This is the mail archive of the
gcc-patches@gcc.gnu.org
mailing list for the GCC project.
Re: This code runs *very* slowly
- To: Rahul Siddharthan <rsidd at physics dot iisc dot ernet dot in>, egcs-bugs at cygnus dot com
- Subject: Re: This code runs *very* slowly
- From: Richard Henderson <rth at cygnus dot com>
- Date: Thu, 5 Nov 1998 03:28:12 -0800
- Cc: egcs-patches at cygnus dot com
- References: <Pine.LNX.4.05.9810281340200.24889-100000@sys3.physics.iisc.ernet.in>
- Reply-To: Richard Henderson <rth at cygnus dot com>
On Mon, Nov 02, 1998 at 01:07:20PM +0530, Rahul Siddharthan wrote:
> We have four Digital Alpha workstations, two of which (333 Mhz)
> run Digital Unix 4.0 with Digital's c compiler, and two (433 MHz)

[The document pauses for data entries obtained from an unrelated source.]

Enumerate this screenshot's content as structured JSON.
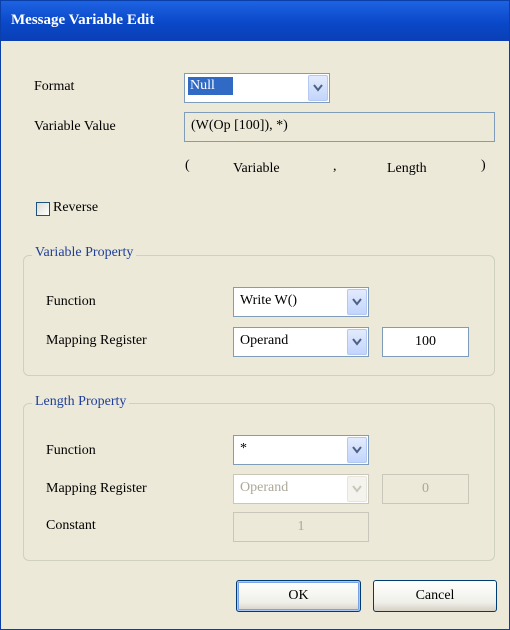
{
  "window": {
    "title": "Message Variable Edit"
  },
  "format": {
    "label": "Format",
    "value": "Null"
  },
  "variable_value": {
    "label": "Variable Value",
    "value": "(W(Op [100]), *)",
    "hint": {
      "open": "(",
      "variable": "Variable",
      "comma": ",",
      "length": "Length",
      "close": ")"
    }
  },
  "reverse": {
    "label": "Reverse",
    "checked": false
  },
  "variable_property": {
    "title": "Variable Property",
    "function_label": "Function",
    "function_value": "Write W()",
    "mapping_label": "Mapping Register",
    "mapping_value": "Operand",
    "mapping_number": "100"
  },
  "length_property": {
    "title": "Length Property",
    "function_label": "Function",
    "function_value": "*",
    "mapping_label": "Mapping Register",
    "mapping_value": "Operand",
    "mapping_number": "0",
    "constant_label": "Constant",
    "constant_value": "1"
  },
  "buttons": {
    "ok": "OK",
    "cancel": "Cancel"
  }
}
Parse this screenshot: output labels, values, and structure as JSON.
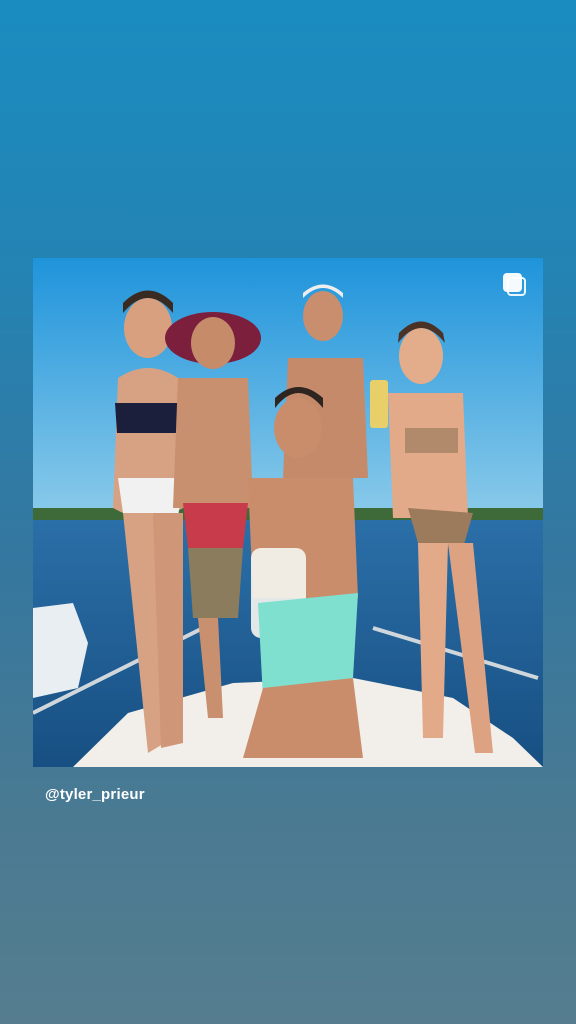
{
  "post": {
    "mention": "@tyler_prieur",
    "carousel_icon": "multiple-photos-icon"
  },
  "colors": {
    "sky": "#2f9bd6",
    "water": "#1c5f9a",
    "boat_deck": "#f2efea",
    "shorts": "#7fe0d0",
    "text": "#ffffff"
  }
}
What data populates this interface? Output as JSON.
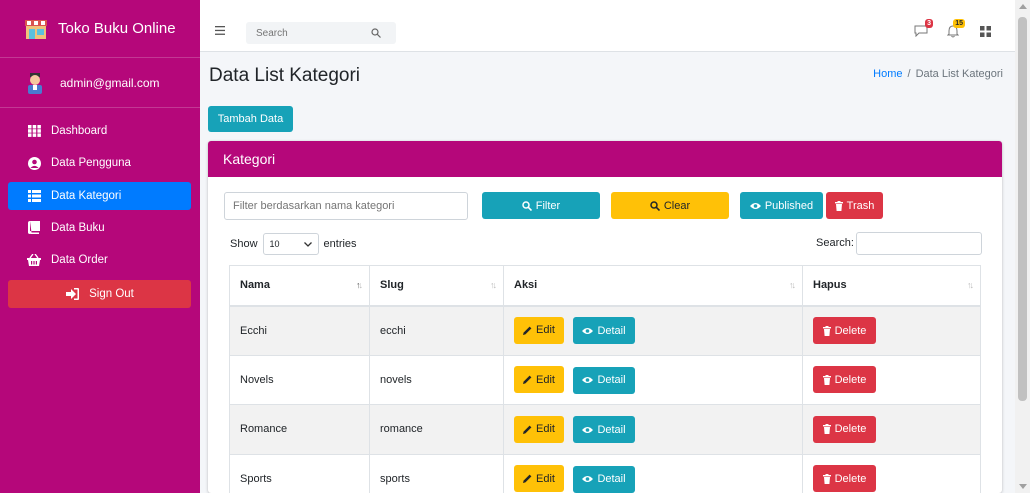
{
  "app": {
    "title": "Toko Buku Online"
  },
  "user": {
    "email": "admin@gmail.com"
  },
  "sidebar": {
    "items": [
      {
        "label": "Dashboard",
        "icon": "grid-icon"
      },
      {
        "label": "Data Pengguna",
        "icon": "user-circle-icon"
      },
      {
        "label": "Data Kategori",
        "icon": "list-icon"
      },
      {
        "label": "Data Buku",
        "icon": "book-icon"
      },
      {
        "label": "Data Order",
        "icon": "basket-icon"
      }
    ],
    "active": "Data Kategori",
    "signout_label": "Sign Out"
  },
  "topbar": {
    "search_placeholder": "Search",
    "message_count": "3",
    "notification_count": "15"
  },
  "page": {
    "title": "Data List Kategori",
    "breadcrumb_home": "Home",
    "breadcrumb_sep": "/",
    "breadcrumb_current": "Data List Kategori",
    "add_button": "Tambah Data"
  },
  "card": {
    "title": "Kategori",
    "filter_placeholder": "Filter berdasarkan nama kategori",
    "filter_button": "Filter",
    "clear_button": "Clear",
    "published_button": "Published",
    "trash_button": "Trash",
    "show_label": "Show",
    "entries_value": "10",
    "entries_label": "entries",
    "search_label": "Search:"
  },
  "table": {
    "headers": {
      "nama": "Nama",
      "slug": "Slug",
      "aksi": "Aksi",
      "hapus": "Hapus"
    },
    "edit_label": "Edit",
    "detail_label": "Detail",
    "delete_label": "Delete",
    "rows": [
      {
        "nama": "Ecchi",
        "slug": "ecchi"
      },
      {
        "nama": "Novels",
        "slug": "novels"
      },
      {
        "nama": "Romance",
        "slug": "romance"
      },
      {
        "nama": "Sports",
        "slug": "sports"
      }
    ]
  },
  "colors": {
    "primary": "#b5077a",
    "active_nav": "#007bff",
    "info": "#17a2b8",
    "warning": "#ffc107",
    "danger": "#dc3545"
  }
}
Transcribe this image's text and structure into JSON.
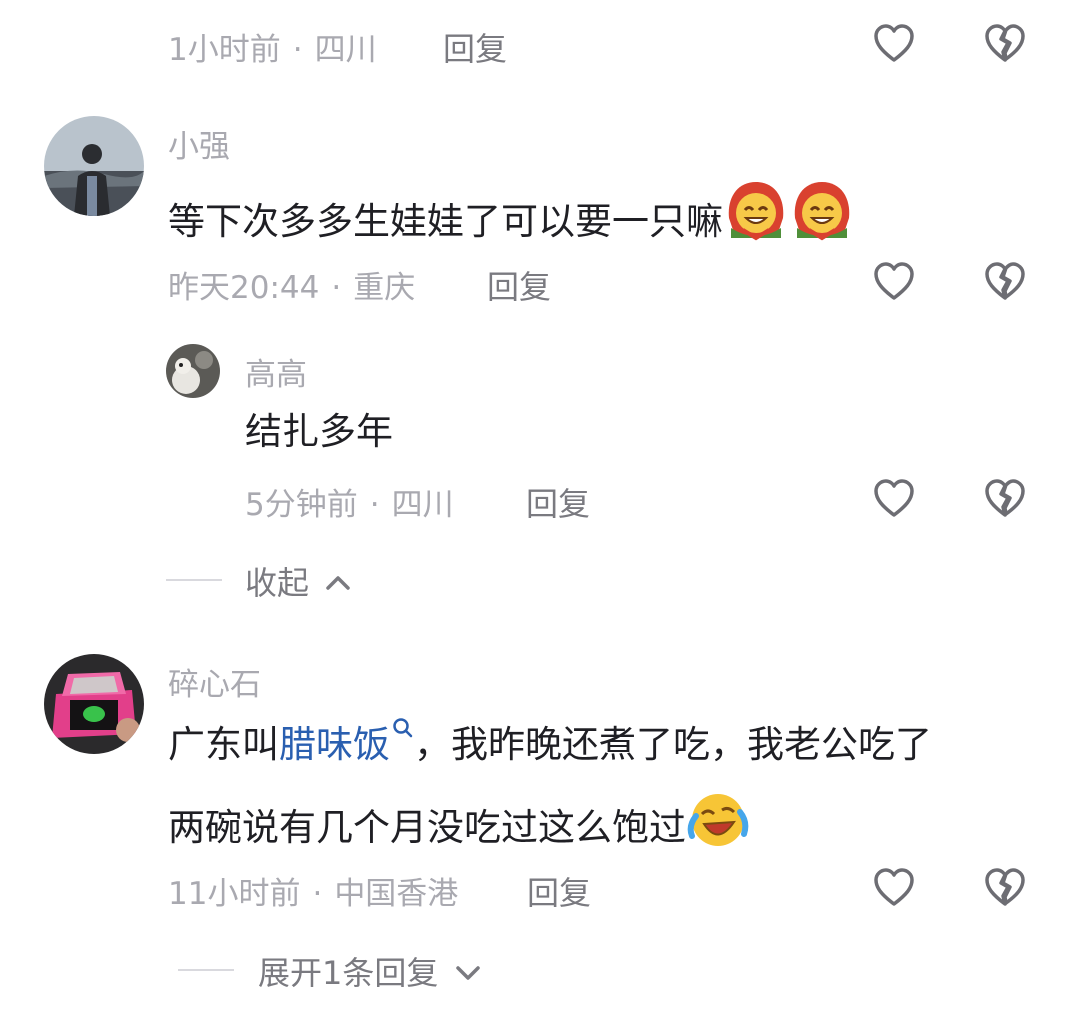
{
  "comments": [
    {
      "meta_time": "1小时前",
      "meta_location": "四川",
      "reply_label": "回复"
    },
    {
      "username": "小强",
      "text": "等下次多多生娃娃了可以要一只嘛",
      "emoji": "red-hood-grin-emoji",
      "meta_time": "昨天20:44",
      "meta_location": "重庆",
      "reply_label": "回复",
      "replies": [
        {
          "username": "高高",
          "text": "结扎多年",
          "meta_time": "5分钟前",
          "meta_location": "四川",
          "reply_label": "回复"
        }
      ],
      "collapse_label": "收起"
    },
    {
      "username": "碎心石",
      "text_line1_prefix": "广东叫",
      "text_line1_link": "腊味饭",
      "text_line1_suffix": "，我昨晚还煮了吃，我老公吃了",
      "text_line2": "两碗说有几个月没吃过这么饱过",
      "emoji": "laugh-cry-emoji",
      "meta_time": "11小时前",
      "meta_location": "中国香港",
      "reply_label": "回复",
      "expand_label": "展开1条回复"
    }
  ],
  "icons": {
    "like": "heart-outline-icon",
    "dislike": "broken-heart-icon",
    "search_hint": "search-icon",
    "chevron_up": "chevron-up-icon",
    "chevron_down": "chevron-down-icon"
  },
  "colors": {
    "text": "#1f1f24",
    "meta": "#a9a9b0",
    "link": "#2a5fb0",
    "icon": "#7a7a80"
  }
}
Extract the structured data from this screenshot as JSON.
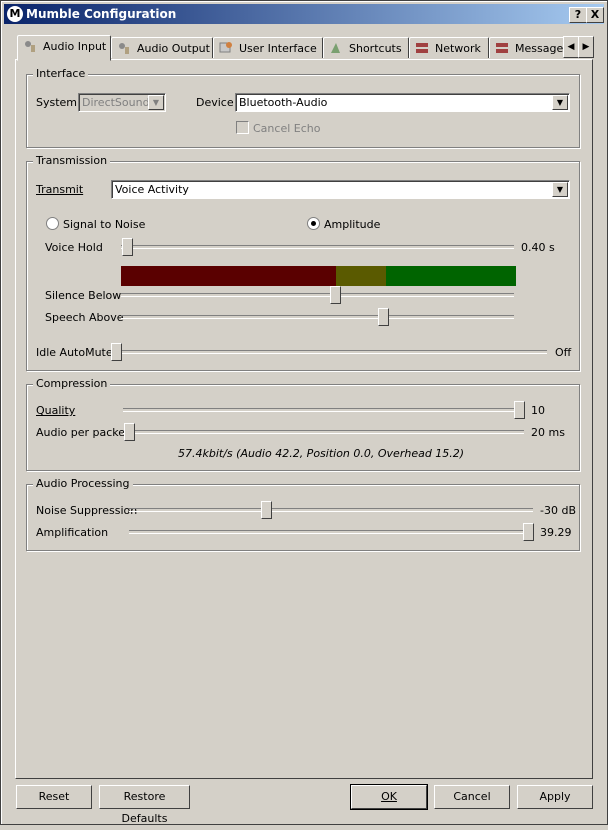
{
  "window": {
    "title": "Mumble Configuration",
    "app_icon": "M",
    "help_button": "?",
    "close_button": "X"
  },
  "tabs": [
    {
      "label": "Audio Input",
      "icon": "microphone-icon",
      "active": true
    },
    {
      "label": "Audio Output",
      "icon": "speaker-icon",
      "active": false
    },
    {
      "label": "User Interface",
      "icon": "interface-icon",
      "active": false
    },
    {
      "label": "Shortcuts",
      "icon": "shortcuts-icon",
      "active": false
    },
    {
      "label": "Network",
      "icon": "network-icon",
      "active": false
    },
    {
      "label": "Message",
      "icon": "message-icon",
      "active": false
    }
  ],
  "interface": {
    "group_title": "Interface",
    "system_label": "System",
    "system_value": "DirectSound",
    "device_label": "Device",
    "device_value": "Bluetooth-Audio",
    "cancel_echo_label": "Cancel Echo"
  },
  "transmission": {
    "group_title": "Transmission",
    "transmit_label": "Transmit",
    "transmit_value": "Voice Activity",
    "signal_to_noise_label": "Signal to Noise",
    "amplitude_label": "Amplitude",
    "selected_mode": "Amplitude",
    "voice_hold_label": "Voice Hold",
    "voice_hold_value": "0.40 s",
    "silence_below_label": "Silence Below",
    "speech_above_label": "Speech Above",
    "idle_automute_label": "Idle AutoMute",
    "idle_automute_value": "Off",
    "meter_colors": {
      "silence": "#5a0000",
      "between": "#5a5a00",
      "speech": "#006400"
    }
  },
  "compression": {
    "group_title": "Compression",
    "quality_label": "Quality",
    "quality_value": "10",
    "audio_per_packet_label": "Audio per packet",
    "audio_per_packet_value": "20 ms",
    "bitrate_summary": "57.4kbit/s (Audio 42.2, Position 0.0, Overhead 15.2)"
  },
  "audio_processing": {
    "group_title": "Audio Processing",
    "noise_suppression_label": "Noise Suppression",
    "noise_suppression_value": "-30 dB",
    "amplification_label": "Amplification",
    "amplification_value": "39.29"
  },
  "buttons": {
    "reset": "Reset",
    "restore_defaults": "Restore Defaults",
    "ok": "OK",
    "cancel": "Cancel",
    "apply": "Apply"
  }
}
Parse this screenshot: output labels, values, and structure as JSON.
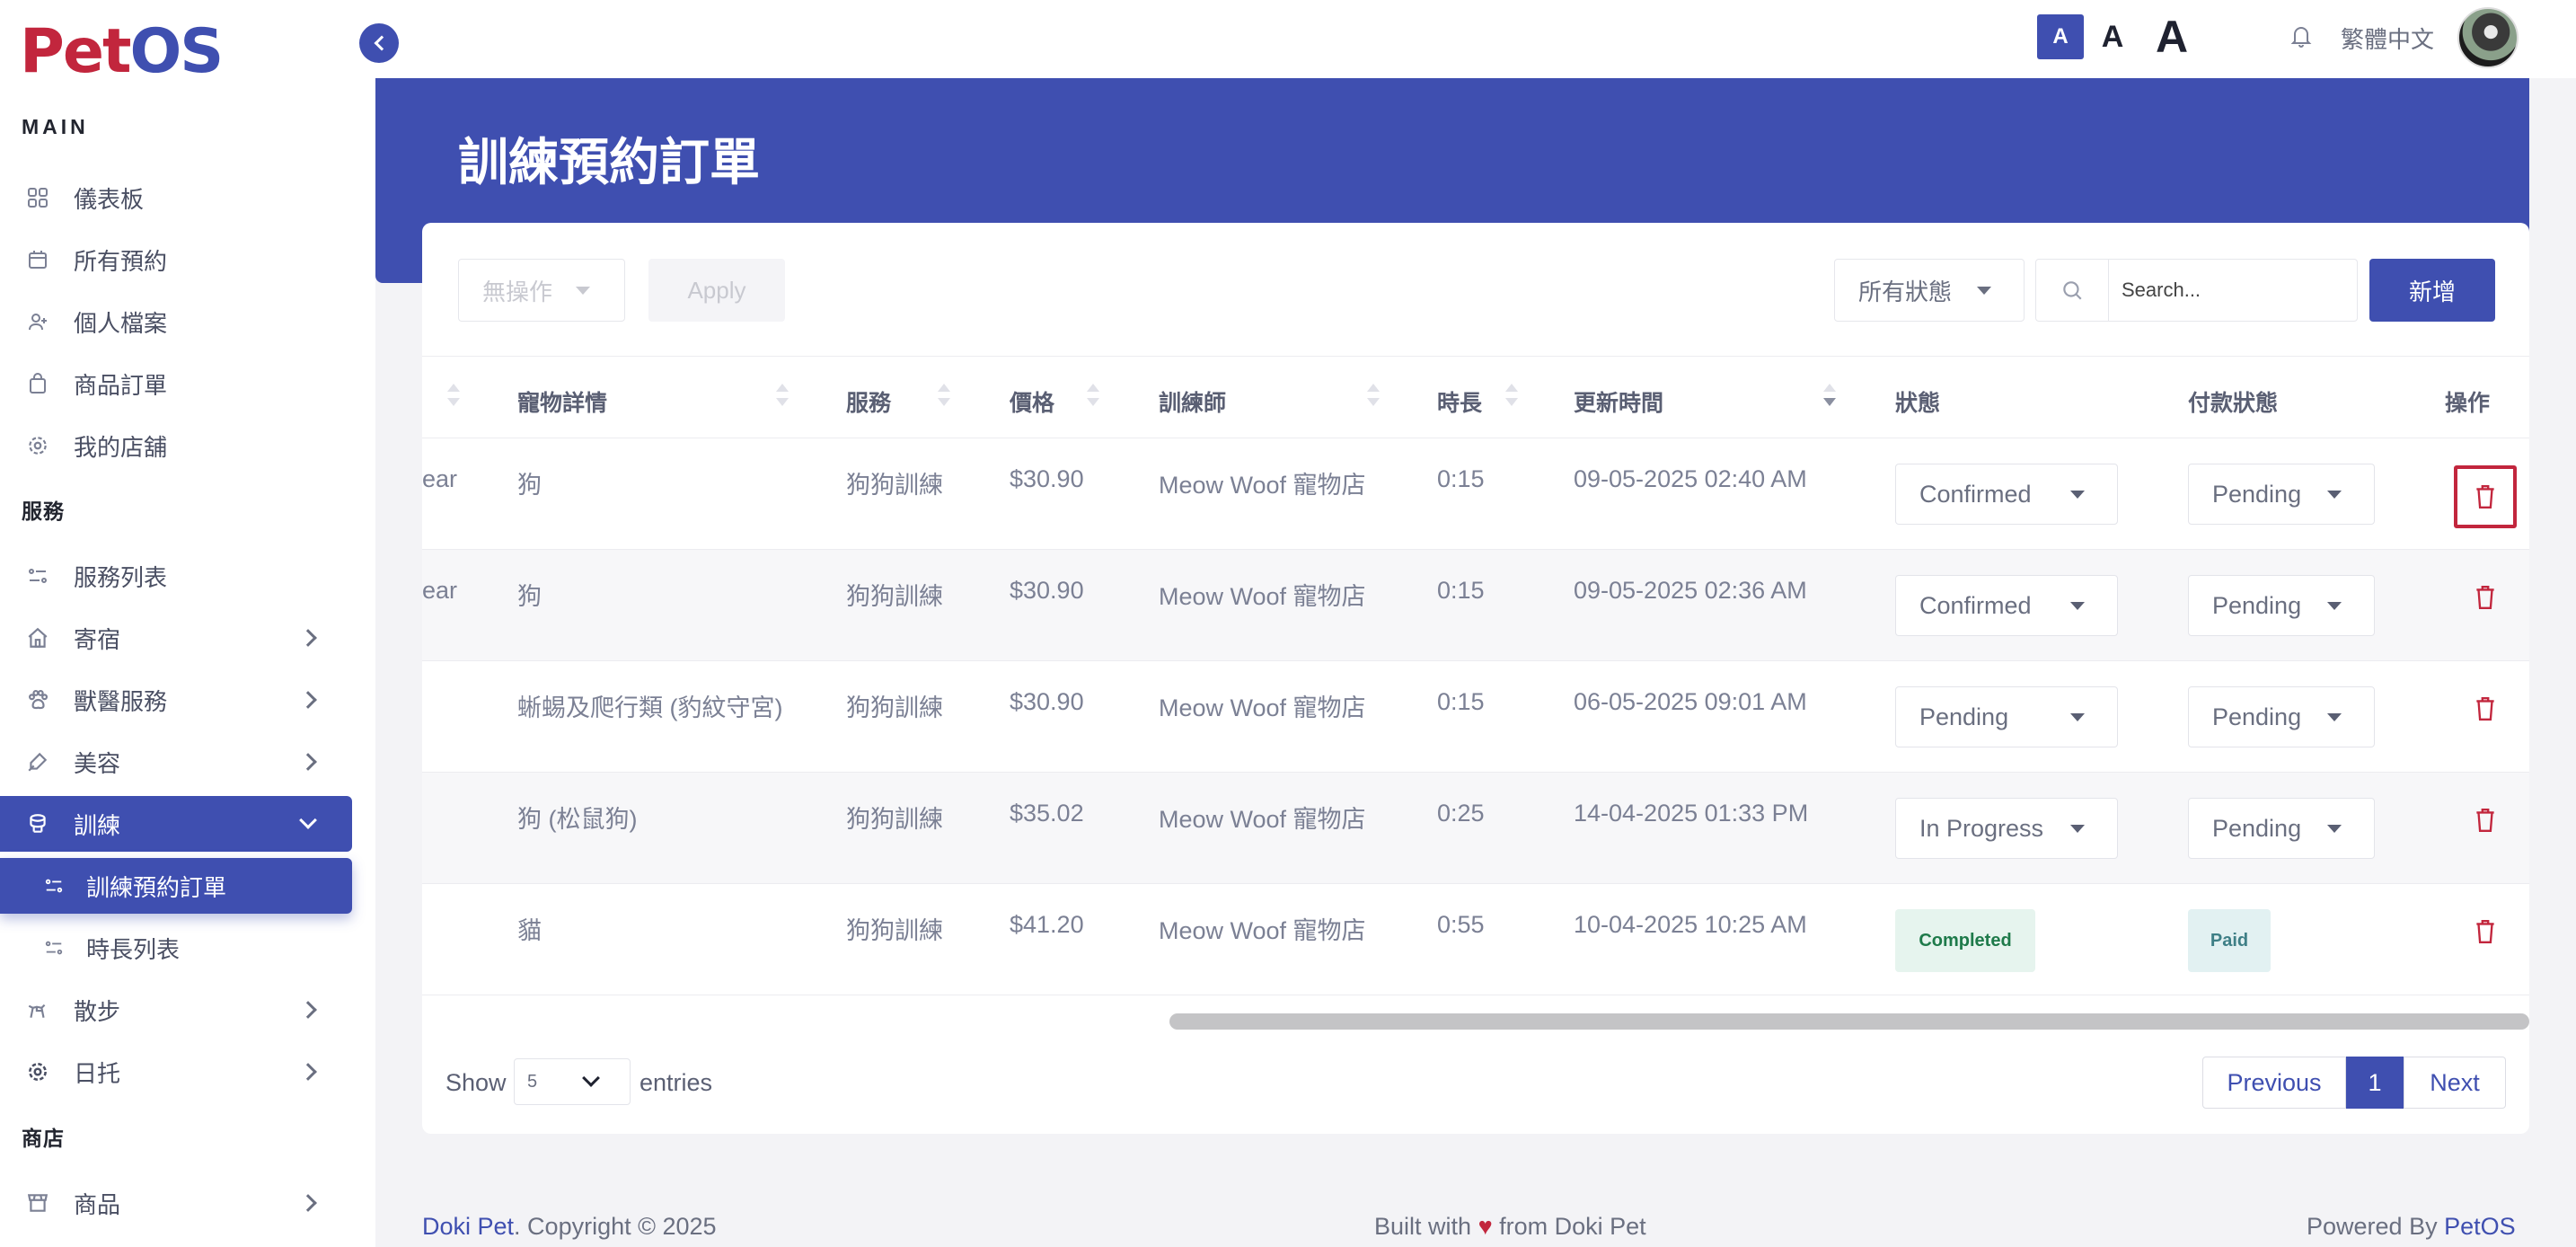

> run Red Hat Linux 5.0 with egcs 1.1b. I tried compiling on both,
> just to compare the speed. When I have only near-neighbour
> interactions, I found that the Digital C code runs around 10%-20%
> faster than the egcs code -- despite the machine clock speed
> being around 25% less. This speed difference was acceptable to me
> since I dont expect gcc to be as fast as a compiler specifically
> optimized for the Alpha architecture.
>
> When I tried including the next-neighbour interactions through
> #defines, the Digital C code slowed a bit (as expected), but the
> egcs code slowed an enormous lot: it now runs around a factor of
> 4 slower than the Digital code. This is way unacceptable: even
> if there are three other jobs running on the Digital Unix machine
> it still runs faster than on an otherwise idle Linux machine.
You've pointed out a relatively serious bit of losage in the
common subexpression eliminiation pass. You've got hordes of
identical expressions that were not identified as such.
It turns out that a bit of reformulation in the back end can
get the job done without having to uglify CSE any more than
it already is.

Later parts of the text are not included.